Early 2000s versions of Norton Internet Security (Windows version) were criticized for not uninstalling completely, leaving unnecessary files and registry entries. Versions prior to 3.0 also installed a separate LiveUpdate program, which updates Norton-branded software. The user must uninstall both Norton Internet Security and the LiveUpdate component manually. The LiveUpdate component is purposely left behind to update other Norton-branded products, if present. Symantec has developed the Norton Removal Tool to remove registry keys and values along with files and folders. The uninstaller must be run twice: initially, then again after a computer restart, requiring a second restart. Uninstallation will not remove subscription data, which is preserved to prevent users from installing multiple trial copies.
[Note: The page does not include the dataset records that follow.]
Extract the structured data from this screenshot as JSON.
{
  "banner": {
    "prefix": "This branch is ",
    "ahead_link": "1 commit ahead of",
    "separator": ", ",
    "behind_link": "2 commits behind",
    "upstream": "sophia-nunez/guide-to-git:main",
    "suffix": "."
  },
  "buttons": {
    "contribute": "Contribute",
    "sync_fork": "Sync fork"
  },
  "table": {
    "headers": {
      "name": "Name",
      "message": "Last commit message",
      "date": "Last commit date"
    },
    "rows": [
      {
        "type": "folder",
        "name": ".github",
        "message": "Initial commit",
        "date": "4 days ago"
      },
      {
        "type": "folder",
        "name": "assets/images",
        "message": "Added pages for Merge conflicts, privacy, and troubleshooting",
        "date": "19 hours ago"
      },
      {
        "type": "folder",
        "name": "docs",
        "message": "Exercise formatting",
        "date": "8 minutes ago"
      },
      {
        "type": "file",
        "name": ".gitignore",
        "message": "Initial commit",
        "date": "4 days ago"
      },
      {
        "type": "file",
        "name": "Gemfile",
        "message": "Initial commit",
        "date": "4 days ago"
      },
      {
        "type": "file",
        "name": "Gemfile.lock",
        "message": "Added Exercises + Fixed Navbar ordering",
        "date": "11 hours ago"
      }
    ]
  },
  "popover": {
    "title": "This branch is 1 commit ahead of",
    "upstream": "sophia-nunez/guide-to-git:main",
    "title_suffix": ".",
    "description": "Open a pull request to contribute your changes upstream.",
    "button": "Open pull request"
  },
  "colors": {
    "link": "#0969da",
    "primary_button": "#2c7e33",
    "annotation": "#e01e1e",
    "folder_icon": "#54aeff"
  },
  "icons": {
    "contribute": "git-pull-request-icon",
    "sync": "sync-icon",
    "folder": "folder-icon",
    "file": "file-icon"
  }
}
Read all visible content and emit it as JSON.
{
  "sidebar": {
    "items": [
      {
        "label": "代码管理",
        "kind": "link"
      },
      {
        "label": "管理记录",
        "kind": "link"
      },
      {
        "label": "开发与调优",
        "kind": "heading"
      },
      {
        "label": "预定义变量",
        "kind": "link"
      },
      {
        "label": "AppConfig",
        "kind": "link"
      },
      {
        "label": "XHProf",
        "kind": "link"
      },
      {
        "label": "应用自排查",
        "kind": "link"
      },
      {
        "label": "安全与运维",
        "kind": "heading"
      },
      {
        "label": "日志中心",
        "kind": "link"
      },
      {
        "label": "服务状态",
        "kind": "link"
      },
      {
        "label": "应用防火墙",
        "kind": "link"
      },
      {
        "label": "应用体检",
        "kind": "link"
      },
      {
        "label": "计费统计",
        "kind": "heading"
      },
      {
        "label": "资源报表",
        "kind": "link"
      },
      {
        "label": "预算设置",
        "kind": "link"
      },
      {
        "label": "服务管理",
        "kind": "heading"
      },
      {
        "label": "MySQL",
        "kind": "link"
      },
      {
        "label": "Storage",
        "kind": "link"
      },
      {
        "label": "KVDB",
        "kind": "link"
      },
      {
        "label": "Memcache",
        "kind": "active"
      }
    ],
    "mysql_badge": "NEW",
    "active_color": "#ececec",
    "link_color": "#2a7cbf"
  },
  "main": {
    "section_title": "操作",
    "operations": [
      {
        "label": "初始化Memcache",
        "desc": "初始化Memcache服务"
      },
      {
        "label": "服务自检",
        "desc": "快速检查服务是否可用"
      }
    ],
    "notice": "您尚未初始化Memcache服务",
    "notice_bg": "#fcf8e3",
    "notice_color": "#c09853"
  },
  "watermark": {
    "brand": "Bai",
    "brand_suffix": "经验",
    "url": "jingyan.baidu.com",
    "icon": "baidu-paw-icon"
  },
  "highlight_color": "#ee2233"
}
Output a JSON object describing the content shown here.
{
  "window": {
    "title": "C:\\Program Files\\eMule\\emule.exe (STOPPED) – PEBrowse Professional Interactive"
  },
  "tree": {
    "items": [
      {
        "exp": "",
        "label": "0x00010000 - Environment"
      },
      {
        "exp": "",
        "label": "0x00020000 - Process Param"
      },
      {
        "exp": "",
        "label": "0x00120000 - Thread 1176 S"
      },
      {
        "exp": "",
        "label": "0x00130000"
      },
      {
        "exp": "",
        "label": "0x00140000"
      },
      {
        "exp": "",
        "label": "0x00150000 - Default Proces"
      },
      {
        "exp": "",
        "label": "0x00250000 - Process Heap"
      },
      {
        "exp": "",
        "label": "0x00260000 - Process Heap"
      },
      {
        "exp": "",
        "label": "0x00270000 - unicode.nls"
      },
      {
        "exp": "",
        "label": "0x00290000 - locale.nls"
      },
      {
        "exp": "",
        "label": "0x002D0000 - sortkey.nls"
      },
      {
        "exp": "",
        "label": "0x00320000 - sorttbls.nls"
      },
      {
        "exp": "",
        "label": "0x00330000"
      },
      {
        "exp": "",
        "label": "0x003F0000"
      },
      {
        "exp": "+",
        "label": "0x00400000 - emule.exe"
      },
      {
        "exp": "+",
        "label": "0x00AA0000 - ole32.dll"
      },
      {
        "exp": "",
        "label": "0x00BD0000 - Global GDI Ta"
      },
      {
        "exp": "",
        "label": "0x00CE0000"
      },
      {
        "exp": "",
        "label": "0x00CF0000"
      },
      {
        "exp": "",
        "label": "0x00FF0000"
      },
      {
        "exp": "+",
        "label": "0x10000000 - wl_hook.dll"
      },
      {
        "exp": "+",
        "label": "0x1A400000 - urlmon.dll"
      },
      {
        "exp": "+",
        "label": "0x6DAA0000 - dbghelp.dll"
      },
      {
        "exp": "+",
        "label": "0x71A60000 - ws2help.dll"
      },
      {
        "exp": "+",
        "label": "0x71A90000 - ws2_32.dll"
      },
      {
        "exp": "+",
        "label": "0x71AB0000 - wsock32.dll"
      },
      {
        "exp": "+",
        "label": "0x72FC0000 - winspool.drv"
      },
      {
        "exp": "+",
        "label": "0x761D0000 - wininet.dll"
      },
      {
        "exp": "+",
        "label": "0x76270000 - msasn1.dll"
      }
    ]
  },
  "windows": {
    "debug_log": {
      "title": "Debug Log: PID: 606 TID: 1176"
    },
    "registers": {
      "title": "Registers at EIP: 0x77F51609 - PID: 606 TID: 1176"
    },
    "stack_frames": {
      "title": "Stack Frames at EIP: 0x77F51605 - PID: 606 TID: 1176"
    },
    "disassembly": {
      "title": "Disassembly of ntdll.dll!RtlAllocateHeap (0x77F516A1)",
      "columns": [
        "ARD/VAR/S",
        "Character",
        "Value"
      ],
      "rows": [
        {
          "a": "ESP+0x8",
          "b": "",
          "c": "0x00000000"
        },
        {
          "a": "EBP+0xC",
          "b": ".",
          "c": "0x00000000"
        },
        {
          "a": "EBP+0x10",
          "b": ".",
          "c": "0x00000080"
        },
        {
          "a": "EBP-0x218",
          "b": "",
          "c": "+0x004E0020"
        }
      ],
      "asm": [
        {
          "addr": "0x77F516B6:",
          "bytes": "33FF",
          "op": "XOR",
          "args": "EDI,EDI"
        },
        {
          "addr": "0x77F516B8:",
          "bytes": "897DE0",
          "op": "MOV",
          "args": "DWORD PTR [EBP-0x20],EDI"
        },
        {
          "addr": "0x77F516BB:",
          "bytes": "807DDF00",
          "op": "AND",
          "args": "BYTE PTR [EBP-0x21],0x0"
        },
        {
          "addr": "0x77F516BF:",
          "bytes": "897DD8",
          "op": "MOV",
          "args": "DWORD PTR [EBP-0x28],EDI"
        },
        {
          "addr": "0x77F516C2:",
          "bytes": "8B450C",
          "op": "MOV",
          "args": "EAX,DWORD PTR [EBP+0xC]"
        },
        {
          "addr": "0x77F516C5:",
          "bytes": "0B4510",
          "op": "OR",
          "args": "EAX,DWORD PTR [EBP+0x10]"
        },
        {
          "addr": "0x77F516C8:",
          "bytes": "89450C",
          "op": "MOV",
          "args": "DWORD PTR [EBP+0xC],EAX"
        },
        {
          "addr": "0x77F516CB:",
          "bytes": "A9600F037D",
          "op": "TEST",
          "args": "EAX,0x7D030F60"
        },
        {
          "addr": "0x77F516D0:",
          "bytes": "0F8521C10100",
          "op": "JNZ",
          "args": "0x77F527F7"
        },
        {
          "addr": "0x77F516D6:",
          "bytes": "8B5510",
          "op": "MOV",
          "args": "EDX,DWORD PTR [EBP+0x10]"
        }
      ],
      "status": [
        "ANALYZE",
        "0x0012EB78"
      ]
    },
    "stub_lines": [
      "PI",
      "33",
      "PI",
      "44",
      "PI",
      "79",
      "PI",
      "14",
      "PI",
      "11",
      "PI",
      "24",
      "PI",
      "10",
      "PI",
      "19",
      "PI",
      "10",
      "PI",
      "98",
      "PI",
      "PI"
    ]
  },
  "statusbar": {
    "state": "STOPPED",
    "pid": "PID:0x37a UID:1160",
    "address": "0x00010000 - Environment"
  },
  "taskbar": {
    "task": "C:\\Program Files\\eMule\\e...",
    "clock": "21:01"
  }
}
===Windows Service Packs===

In 2008, users  encountered  incompatibilities upgrading to Windows XP Service Pack 3 or Windows Vista Service Pack 1 when Norton 360 version 2.0 was installed. Users report invalid Windows Registry keys being added by a tool named fixcss.exe, resulting in an empty Device Manager and missing devices such as wireless network adapters. To resolve the problem, Symantec issued a fix intended for users before upgrading. A tool to remove the added registry entries was available from Symantec.

===Windows Vista===

In 2008, Sarah Hicks, Symantec's vice president of consumer product management, voiced concern over Windows Vista 64-bit's PatchGuard feature. After negotiations and investigations from antitrust regulators, Microsoft decided to allow security vendors access to the kernel by creating special API instructions.

=== Subscription expiration ===
In 2010, a concern was raised that Norton 360 comes with a one-year subscription which is activated upon installation, and is valid for three home computers. Expiration of the subscription not only blocks access to program updates but shuts down the antivirus and the firewall as well.